99999,671,6268,2.5,25461
100000,671,6269,4.0,51927
100001,671,6365,4.0,604
100002,671,6385,2.5,1088


In [18]:
# Создадим эмбеддинги для фильмов (первая попытка - взять более или менее информативн.фичи по максимуму)
movies_metadata['popularity'] = pd.to_numeric(movies_metadata['popularity'], errors='coerce')
movies_metadata['release_date'] = pd.to_datetime(movies_metadata['release_date'], errors='coerce')
# Вряд ли кого-то интересует прям конкретная дата выхода, оставим год
movies_metadata['release_year'] = movies_metadata['release_date'].dt.year

In [None]:
cols_to_scale = ['vote_average', 'popularity', 'runtime', 'release_year']

for col in cols_to_scale:
    median_val = movies_metadata[col].median()
    movies_metadata[col] = movies_metadata[col].fillna(median_val)

scaler = StandardScaler()

In [None]:
movies_metadata[cols_to_scale] = scaler.fit_transform(movies_metadata[cols_to_scale])

In [19]:
# Текстовые фичи тоже добавляем в эмбеддинги (вообще, они тут самые ценные: жанры, описание фильма, лозунг, + возможно название)
movies_metadata['genres'] = movies_metadata['genres'].apply(ast.literal_eval)

genres_count = (
    movies_metadata['genres']
    .explode()
    .dropna()
    .apply(lambda x: x.get('name') if isinstance(x, dict) else None)
    .dropna()
    .value_counts()
)

genres = genres_count[genres_count > 1].index.to_list()

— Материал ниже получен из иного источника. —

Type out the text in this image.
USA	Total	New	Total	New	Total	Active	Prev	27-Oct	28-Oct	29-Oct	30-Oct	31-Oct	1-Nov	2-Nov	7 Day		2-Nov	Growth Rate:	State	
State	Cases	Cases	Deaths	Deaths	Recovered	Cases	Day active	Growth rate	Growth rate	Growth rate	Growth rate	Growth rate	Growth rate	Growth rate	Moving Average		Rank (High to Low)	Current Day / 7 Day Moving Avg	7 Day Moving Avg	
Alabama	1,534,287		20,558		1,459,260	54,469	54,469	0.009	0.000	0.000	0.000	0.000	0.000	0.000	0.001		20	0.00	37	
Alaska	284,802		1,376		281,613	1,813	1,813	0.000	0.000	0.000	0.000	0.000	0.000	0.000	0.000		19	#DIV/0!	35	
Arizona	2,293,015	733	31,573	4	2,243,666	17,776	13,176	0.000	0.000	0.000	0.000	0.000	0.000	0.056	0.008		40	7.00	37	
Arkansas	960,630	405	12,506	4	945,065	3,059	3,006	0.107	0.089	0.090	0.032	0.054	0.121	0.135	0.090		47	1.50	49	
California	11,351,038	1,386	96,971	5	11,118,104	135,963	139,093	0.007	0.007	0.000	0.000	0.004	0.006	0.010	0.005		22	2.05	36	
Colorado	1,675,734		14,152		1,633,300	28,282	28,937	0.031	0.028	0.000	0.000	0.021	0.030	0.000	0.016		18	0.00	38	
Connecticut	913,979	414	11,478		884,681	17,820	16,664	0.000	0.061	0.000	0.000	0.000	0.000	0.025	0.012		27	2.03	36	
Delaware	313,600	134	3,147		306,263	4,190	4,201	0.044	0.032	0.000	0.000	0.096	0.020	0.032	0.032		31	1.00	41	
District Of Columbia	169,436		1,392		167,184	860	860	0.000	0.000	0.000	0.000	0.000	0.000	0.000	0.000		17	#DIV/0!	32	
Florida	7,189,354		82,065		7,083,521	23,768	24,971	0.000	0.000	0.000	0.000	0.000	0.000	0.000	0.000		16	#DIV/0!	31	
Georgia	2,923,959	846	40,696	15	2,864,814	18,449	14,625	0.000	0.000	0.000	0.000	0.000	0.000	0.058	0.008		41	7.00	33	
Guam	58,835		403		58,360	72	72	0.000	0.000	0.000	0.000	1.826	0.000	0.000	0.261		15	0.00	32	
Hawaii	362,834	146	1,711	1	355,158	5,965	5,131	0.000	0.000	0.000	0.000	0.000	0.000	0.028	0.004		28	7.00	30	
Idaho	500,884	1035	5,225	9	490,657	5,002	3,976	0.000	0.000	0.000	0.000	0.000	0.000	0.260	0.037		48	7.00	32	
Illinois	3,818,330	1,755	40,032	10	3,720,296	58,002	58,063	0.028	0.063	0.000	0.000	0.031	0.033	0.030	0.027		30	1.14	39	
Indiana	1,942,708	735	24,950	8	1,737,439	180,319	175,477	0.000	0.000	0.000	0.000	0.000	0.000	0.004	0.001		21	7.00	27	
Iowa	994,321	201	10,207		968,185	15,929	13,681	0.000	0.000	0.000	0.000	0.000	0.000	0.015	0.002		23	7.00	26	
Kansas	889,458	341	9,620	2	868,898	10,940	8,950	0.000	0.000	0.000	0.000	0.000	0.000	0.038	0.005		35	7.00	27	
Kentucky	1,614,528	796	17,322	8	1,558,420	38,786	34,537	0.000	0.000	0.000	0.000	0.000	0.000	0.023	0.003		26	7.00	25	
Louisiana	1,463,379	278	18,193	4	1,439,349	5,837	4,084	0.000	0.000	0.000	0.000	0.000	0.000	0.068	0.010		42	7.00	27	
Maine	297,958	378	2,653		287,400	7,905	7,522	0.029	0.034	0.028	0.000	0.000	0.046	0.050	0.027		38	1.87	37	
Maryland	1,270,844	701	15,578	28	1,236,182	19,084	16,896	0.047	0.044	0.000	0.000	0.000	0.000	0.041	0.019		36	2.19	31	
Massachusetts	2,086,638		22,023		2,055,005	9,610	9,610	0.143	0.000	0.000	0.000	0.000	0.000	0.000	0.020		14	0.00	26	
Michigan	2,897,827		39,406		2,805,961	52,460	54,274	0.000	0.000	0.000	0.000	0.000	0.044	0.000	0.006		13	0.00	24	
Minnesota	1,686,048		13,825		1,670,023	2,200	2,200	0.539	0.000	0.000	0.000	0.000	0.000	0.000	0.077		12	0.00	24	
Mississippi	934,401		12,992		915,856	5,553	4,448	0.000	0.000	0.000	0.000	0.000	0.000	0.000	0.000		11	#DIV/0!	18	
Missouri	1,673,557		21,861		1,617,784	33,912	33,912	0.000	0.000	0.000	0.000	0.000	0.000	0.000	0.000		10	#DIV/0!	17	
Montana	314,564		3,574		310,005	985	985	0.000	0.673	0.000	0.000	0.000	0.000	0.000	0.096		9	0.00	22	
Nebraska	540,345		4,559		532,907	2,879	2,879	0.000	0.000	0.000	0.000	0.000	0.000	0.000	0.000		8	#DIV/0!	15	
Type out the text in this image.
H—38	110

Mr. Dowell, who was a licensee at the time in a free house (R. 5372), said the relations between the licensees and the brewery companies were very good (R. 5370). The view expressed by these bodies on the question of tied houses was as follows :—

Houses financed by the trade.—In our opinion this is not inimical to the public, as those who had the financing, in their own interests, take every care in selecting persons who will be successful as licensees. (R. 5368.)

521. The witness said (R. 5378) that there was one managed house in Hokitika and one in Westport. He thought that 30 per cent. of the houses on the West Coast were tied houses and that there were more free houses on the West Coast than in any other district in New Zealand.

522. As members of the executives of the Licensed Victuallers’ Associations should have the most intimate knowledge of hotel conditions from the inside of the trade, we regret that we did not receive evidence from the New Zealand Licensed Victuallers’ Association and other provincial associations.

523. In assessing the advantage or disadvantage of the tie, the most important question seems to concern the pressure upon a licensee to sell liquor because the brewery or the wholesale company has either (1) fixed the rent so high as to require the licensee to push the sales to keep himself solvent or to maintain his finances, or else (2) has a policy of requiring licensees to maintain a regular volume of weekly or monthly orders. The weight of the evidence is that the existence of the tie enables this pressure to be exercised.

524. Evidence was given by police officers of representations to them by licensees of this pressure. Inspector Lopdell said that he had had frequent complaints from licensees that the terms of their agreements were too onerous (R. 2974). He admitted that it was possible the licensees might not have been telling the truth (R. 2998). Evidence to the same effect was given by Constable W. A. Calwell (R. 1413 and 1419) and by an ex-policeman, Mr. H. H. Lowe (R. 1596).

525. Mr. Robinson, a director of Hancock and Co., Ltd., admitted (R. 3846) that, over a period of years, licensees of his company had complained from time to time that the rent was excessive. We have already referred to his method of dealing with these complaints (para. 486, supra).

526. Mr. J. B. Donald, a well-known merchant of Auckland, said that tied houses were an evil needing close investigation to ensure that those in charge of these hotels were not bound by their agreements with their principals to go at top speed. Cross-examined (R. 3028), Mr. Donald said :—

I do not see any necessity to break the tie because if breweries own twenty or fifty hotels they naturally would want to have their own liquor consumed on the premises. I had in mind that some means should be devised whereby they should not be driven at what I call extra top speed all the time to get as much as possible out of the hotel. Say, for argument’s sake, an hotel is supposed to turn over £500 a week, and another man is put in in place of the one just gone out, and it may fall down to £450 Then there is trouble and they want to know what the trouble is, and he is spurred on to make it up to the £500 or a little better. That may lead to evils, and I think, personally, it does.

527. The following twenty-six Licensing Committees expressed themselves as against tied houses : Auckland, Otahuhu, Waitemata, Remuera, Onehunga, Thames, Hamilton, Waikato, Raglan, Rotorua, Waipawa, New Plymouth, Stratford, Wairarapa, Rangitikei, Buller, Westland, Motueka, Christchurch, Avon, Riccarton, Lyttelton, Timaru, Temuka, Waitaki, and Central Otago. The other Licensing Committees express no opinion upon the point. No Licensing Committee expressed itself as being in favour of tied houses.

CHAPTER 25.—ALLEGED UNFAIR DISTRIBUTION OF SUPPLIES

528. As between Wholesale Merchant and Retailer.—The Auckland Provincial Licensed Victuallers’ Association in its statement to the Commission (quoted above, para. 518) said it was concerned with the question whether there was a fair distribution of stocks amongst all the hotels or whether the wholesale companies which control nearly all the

genres_sets = movies_metadata['genres'].apply(
    lambda genres: {genre.get('name') for genre in genres
                    if isinstance(genre, dict) and genre.get('name')
                }
)

for g in genres:
    movies_metadata[f'genre_{g}'] = genres_sets.apply(lambda genre: int(g in genre))

movies_metadata['genres'] = genres_sets

In [None]:
stemmer = SnowballStemmer('english')
stop_words = set(stopwords.words('english'))

In [20]:
def clean_text(text: str) -> str:
    if not isinstance(text, str):
        return ''
    
    text = text.lower()
    text = re.sub(r'[^\w\s]', '', text)
    words = text.split()
    cleaned_words = [stemmer.stem(w) for w in words if w not in stop_words]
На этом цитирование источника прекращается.